Black Rhapsody
—an excerpt—
“Hough, what are you thinking about?” asked Kate, his sister, as she stepped back from her canvas and looked at it. Kate has been in one of her silent moods lately; she usually doesn't ask any questions at times like these. He really thought she was improving after she graduated with her Bachelor of Fine Arts, but she isn't any different than she was. She started painting on black canvases instead of white ones. She worked on the surfaces with quinacridone crimson, shaded ultra marine blue. Her work turned black when Wendy died at the end of Kate’s second year at university.
“Mari Lisa,” Hough said.
“Who is that? I didn't think you had a girl right now.”
“You know, Mari Lisa, from Hinton.” The small town they grew up in with the Rocky
Mountains to the west. They were in the foothills, the cool breezes in summer and the chinook winds from the west coast blowing through the mountains that melted the snow deep in winter.
Kate stepped forward and began painting the canvass again. She worked with no lines marking her face. This was the way she had been for several years now. She would be silent unless Hough prompted her.
“You remember,” Hough pleaded. She acted as if the placement of more black and dark blue paint on her canvass was more important than what Hough said. “You remember that way she used to take off running when her mother wanted her to do anything around the house.
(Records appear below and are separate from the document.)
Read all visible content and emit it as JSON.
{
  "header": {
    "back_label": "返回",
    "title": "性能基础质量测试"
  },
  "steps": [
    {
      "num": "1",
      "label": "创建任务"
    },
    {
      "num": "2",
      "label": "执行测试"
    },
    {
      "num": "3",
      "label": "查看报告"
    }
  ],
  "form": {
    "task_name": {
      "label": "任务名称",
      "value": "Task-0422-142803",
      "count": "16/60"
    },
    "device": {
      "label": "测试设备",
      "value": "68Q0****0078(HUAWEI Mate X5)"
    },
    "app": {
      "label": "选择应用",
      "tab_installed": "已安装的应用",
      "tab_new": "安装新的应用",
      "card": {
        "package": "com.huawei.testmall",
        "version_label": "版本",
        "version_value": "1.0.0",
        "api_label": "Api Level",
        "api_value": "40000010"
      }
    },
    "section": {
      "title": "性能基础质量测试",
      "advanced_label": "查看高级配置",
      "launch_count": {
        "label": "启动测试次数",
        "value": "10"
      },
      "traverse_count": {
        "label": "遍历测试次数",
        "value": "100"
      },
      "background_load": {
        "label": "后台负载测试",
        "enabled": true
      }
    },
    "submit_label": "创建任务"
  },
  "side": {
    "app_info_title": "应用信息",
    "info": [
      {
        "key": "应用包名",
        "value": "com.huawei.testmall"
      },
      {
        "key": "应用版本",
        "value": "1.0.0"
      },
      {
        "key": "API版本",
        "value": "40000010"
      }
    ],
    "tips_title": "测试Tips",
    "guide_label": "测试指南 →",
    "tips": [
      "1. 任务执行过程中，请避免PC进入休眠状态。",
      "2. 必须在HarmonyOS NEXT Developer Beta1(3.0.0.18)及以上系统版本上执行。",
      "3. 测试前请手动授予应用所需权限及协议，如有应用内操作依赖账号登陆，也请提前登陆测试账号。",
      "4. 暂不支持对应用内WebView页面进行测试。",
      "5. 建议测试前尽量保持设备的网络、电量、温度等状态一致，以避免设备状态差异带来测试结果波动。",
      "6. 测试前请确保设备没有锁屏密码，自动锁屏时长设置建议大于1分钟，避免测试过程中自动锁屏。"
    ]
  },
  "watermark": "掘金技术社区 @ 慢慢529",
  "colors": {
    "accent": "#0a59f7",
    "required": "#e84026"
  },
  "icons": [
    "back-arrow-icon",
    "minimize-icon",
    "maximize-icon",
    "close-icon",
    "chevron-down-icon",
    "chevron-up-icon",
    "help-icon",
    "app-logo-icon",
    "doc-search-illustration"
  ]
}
We would hear a loud yell, a scream, but see nothing for a moment, then, Mari Lisa would come running down their driveway and her mother would be right behind?”
They used to say that if Mari Lisa could make it to the sidewalk she would have made it, but it was always those first few steps that were dangerous. Mari Lisa could stumble on her shoes that she hadn't quite got on, or sometimes the breeze would lift her jacket to her mother’s hand.
Kate remained silent as Hough told her about it. She used to love those days. There was an excuse to go to the playground; a chance to run down the streets and not tell anyone. Moments of freedom. Hough listened to the quiet hissing sound of the brush applying acrylic paint.